記者会見でチェロを披露するヨーヨー・マ氏=29日午後、東京都港区(三尾郁恵撮影)
記者会見でチェロを披露するヨーヨー・マ氏=29日午後、東京都港区(三尾郁恵撮影)

現代最高峰のチェリストによるバッハの美しい調べが鳴り響く。29日、東京都港区で開かれた第32回「高松宮殿下記念世界文化賞」音楽部門の顕彰メダル伝達式。受賞者のヨーヨー・マさん(66)は記者会見で生演奏を披露し、会場は幻想的な音色に包まれた。

ヨーヨー・マさんが演奏したのはバッハの無伴奏チェロ組曲第1番プレリュード。約2分間の演奏を行った。「パンデミック(世界的大流行)の間、私が最も演奏した作品です。この曲は人々のためだけではなく、自分のためにも『癒し』の曲となりました」

コロナ禍においても精力的な活動を続けるヨーヨー・マさん。家に留まる人のため、演奏の動画をオンライン配信するなどさまざまな試みを行っている。

「最前線で頑張る医療関係者の方々らに接することで、大きなインスピレーションを受けました。パンデミックの間、多くの人が一人で孤独に過ごしました。周りの方が亡くなられた方もいます。音楽を通じて少しでも癒しと希望を与えられたら、と思ったのです」

3月には米国内で2回目のワクチン接種を受けた際、その会場で15分待機する間、人々の前でチェロの演奏を披露して話題になった。
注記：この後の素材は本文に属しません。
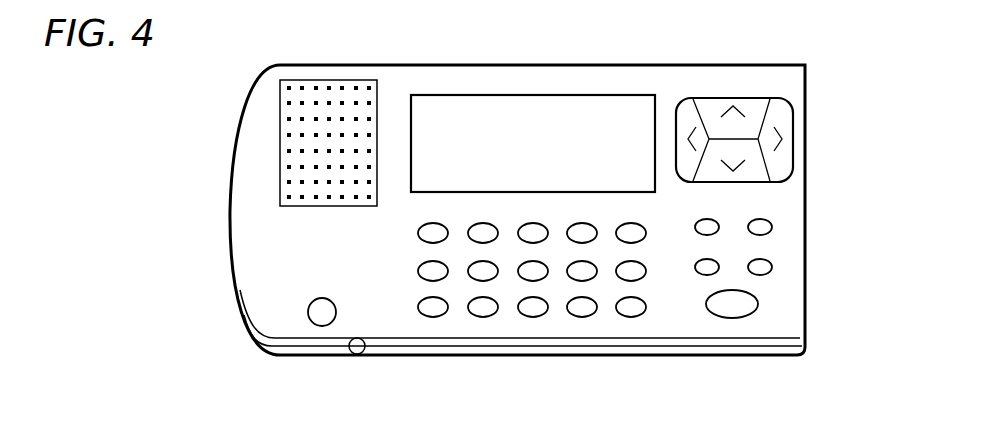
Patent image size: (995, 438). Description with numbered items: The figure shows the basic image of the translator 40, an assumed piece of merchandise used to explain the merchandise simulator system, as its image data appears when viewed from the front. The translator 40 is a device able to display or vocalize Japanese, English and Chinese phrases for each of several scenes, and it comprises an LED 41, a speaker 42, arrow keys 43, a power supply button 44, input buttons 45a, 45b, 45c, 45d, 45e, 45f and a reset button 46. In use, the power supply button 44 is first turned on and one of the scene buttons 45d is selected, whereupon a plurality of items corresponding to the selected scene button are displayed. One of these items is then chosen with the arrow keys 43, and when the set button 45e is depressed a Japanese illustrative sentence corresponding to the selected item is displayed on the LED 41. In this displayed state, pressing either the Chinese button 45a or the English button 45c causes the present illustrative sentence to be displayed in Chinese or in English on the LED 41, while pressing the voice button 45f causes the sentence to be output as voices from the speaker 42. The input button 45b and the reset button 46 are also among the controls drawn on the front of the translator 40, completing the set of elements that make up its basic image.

The translator 40 is at (731, 65).
The LED 41 is at (534, 95).
The speaker 42 is at (329, 80).
The arrow keys 43 is at (795, 122).
The power supply button 44 is at (320, 326).
The Chinese button 45a is at (433, 317).
The input button 45b is at (483, 317).
The English button 45c is at (533, 317).
The scene buttons 45d is at (437, 222).
The set button 45e is at (772, 229).
The voice button 45f is at (758, 305).
The reset button 46 is at (358, 354).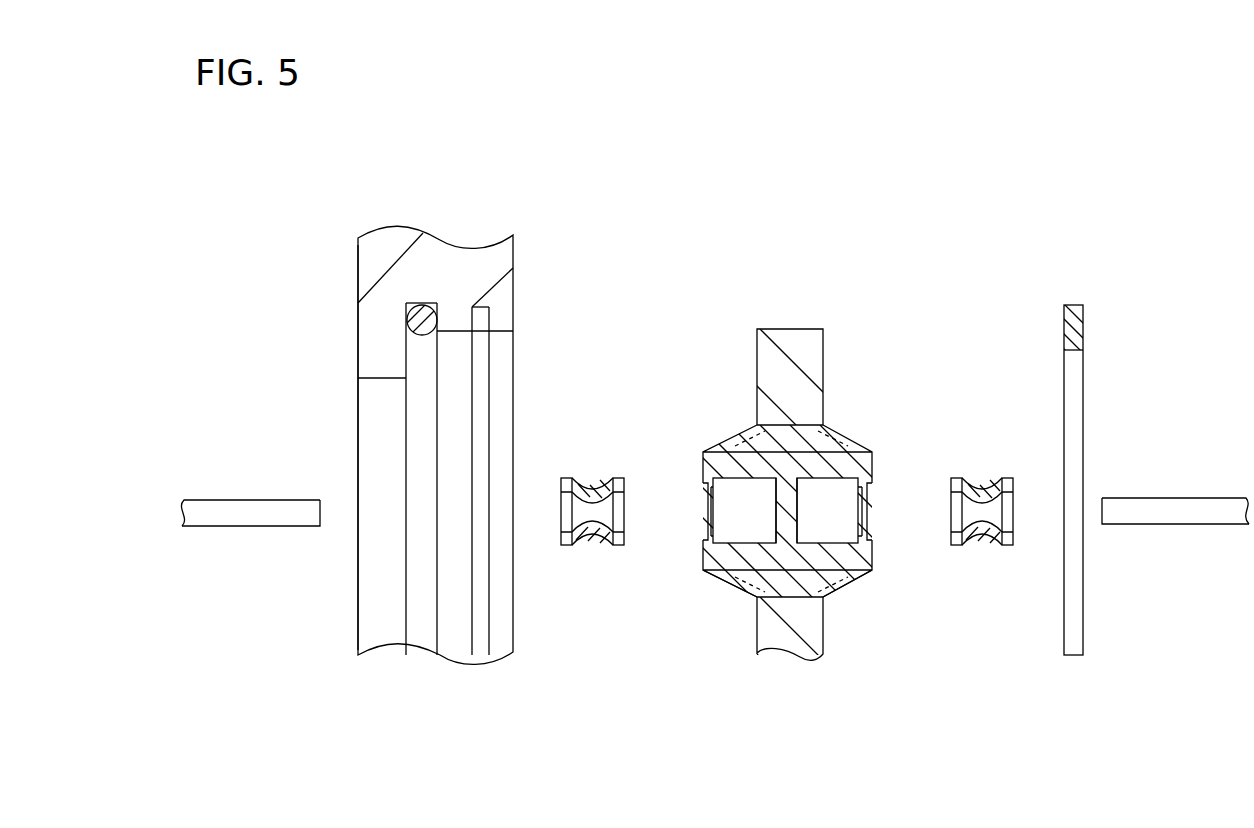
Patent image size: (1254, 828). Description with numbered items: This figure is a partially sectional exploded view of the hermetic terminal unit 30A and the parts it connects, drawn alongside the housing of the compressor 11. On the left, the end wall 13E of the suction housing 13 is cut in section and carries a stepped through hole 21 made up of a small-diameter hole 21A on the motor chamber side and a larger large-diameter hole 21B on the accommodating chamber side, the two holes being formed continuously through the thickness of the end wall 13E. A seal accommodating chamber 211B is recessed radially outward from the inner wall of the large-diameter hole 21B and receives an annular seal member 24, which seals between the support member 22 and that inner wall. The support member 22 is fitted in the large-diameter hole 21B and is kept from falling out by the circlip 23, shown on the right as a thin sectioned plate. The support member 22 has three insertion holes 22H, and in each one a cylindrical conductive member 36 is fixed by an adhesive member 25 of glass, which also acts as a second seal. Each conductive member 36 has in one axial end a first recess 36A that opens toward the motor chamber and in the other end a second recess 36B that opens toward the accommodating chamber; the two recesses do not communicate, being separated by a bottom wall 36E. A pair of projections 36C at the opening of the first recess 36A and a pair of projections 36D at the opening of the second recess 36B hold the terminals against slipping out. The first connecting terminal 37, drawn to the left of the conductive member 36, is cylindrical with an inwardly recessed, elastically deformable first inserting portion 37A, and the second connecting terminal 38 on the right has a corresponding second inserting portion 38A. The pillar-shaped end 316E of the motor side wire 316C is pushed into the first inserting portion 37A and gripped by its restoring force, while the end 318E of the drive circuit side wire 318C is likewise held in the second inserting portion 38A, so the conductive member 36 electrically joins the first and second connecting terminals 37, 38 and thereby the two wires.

The conveying device 11 is at (457, 405).
The suction housing 13 is at (434, 405).
The end wall 13E is at (358, 268).
The through hole 21 is at (428, 400).
The small-diameter hole 21A is at (384, 384).
The large-diameter hole 21B is at (468, 338).
The seal accommodating chamber 211B is at (420, 318).
The seal member 24 is at (437, 352).
The motor side wire 316C is at (251, 515).
The end of motor side wire 316E is at (303, 527).
The drive circuit side wire 318C is at (1174, 514).
The end of drive circuit side wire 318E is at (1128, 525).
The circlip 23 is at (1084, 325).
The hermetic terminal unit 30A is at (805, 512).
The first connecting terminal 37 is at (580, 489).
The first inserting portion 37A is at (588, 493).
The second connecting terminal 38 is at (989, 489).
The second inserting portion 38A is at (980, 488).
The conductive member 36 is at (805, 583).
The first recess 36A is at (742, 534).
The second recess 36B is at (840, 545).
The projections 36C is at (709, 520).
The projections 36D is at (864, 520).
The bottom wall 36E is at (786, 525).
The adhesive member 25 is at (748, 580).
The support member 22 is at (765, 528).
The insertion hole 22H is at (830, 590).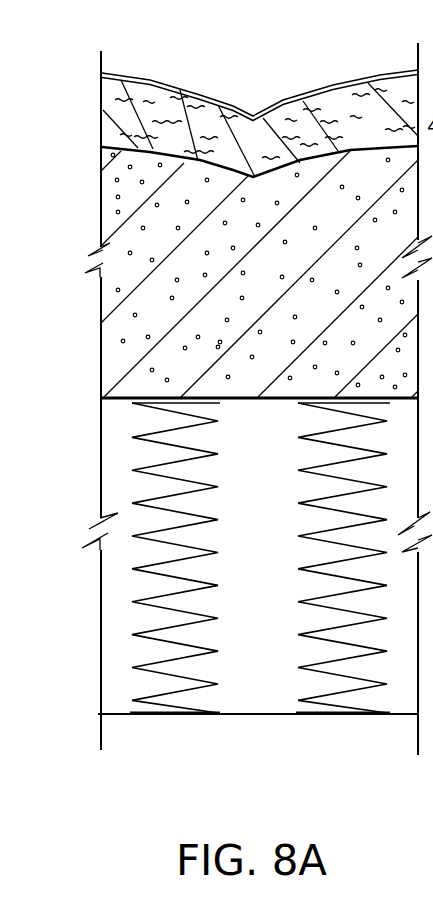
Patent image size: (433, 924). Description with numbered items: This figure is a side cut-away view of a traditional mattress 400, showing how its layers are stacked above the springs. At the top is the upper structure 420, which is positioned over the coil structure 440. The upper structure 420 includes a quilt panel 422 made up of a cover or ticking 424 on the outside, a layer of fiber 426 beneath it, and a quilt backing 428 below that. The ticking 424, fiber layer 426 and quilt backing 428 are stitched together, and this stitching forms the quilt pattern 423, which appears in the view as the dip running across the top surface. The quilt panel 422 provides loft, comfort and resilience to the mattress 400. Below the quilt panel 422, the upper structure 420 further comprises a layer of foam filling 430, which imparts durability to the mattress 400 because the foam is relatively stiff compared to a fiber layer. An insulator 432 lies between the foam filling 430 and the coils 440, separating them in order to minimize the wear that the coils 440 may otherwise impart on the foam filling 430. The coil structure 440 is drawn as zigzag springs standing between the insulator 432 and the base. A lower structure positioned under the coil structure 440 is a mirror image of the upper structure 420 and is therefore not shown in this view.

The traditional mattress 400 is at (240, 76).
The upper structure 420 is at (224, 274).
The quilt panel 422 is at (224, 128).
The quilt pattern 423 is at (262, 108).
The ticking 424 is at (102, 78).
The fiber layer 426 is at (100, 130).
The quilt backing 428 is at (102, 150).
The foam filling 430 is at (100, 228).
The insulator 432 is at (100, 398).
The coil structure 440 is at (100, 488).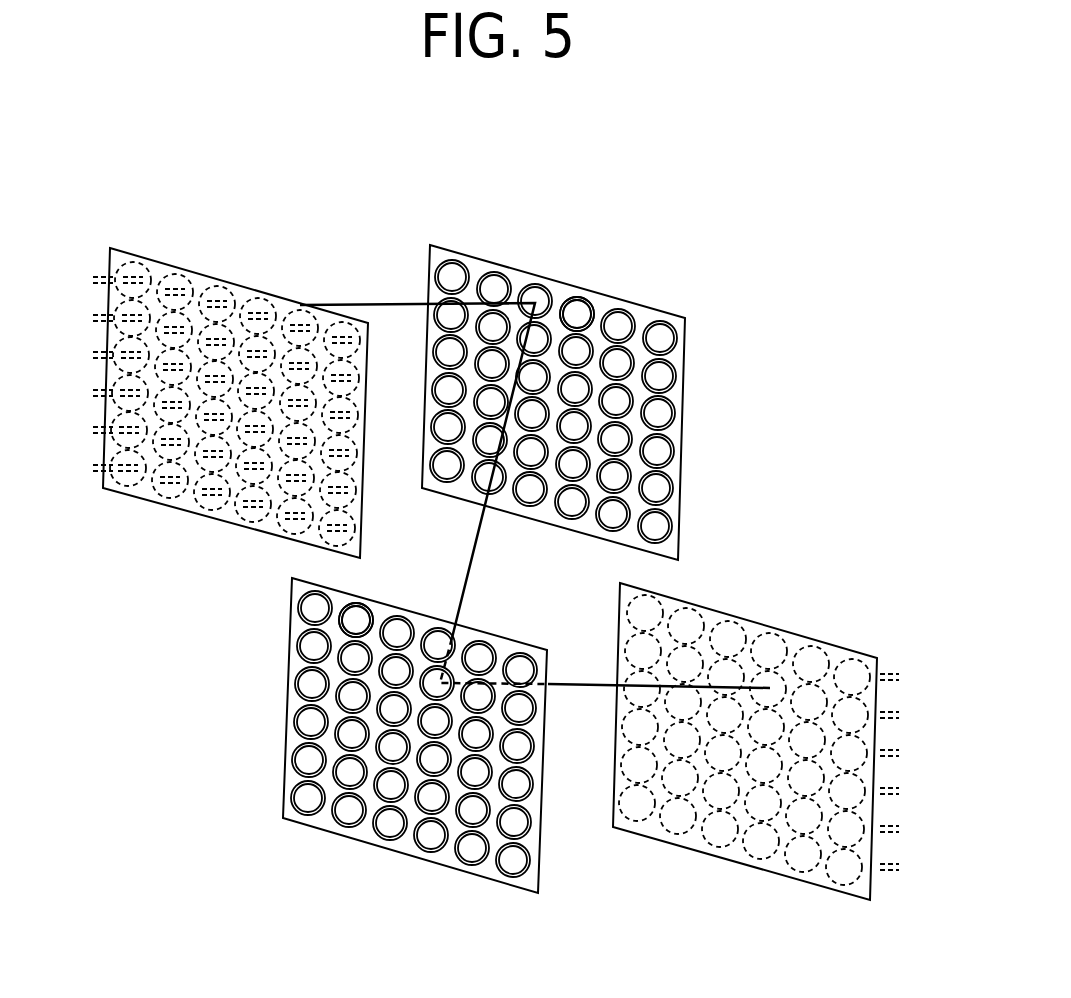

「もともと演奏するつもりはなかったが、自分の車にチェロを置いておけなかった。会場に持っていけば、『演奏してくれるんですか?』となりますよね。本当に素晴らしい経験となりました」

今回の受賞について、「私は文化の力を心底信じています。この素晴らしい賞を受賞でき、心から光栄に思っています」と感謝の言葉を述べたヨーヨー・マさん。今後は名古屋市や川崎市などで公演を行い、音楽の力を日本のファンたちと共有する。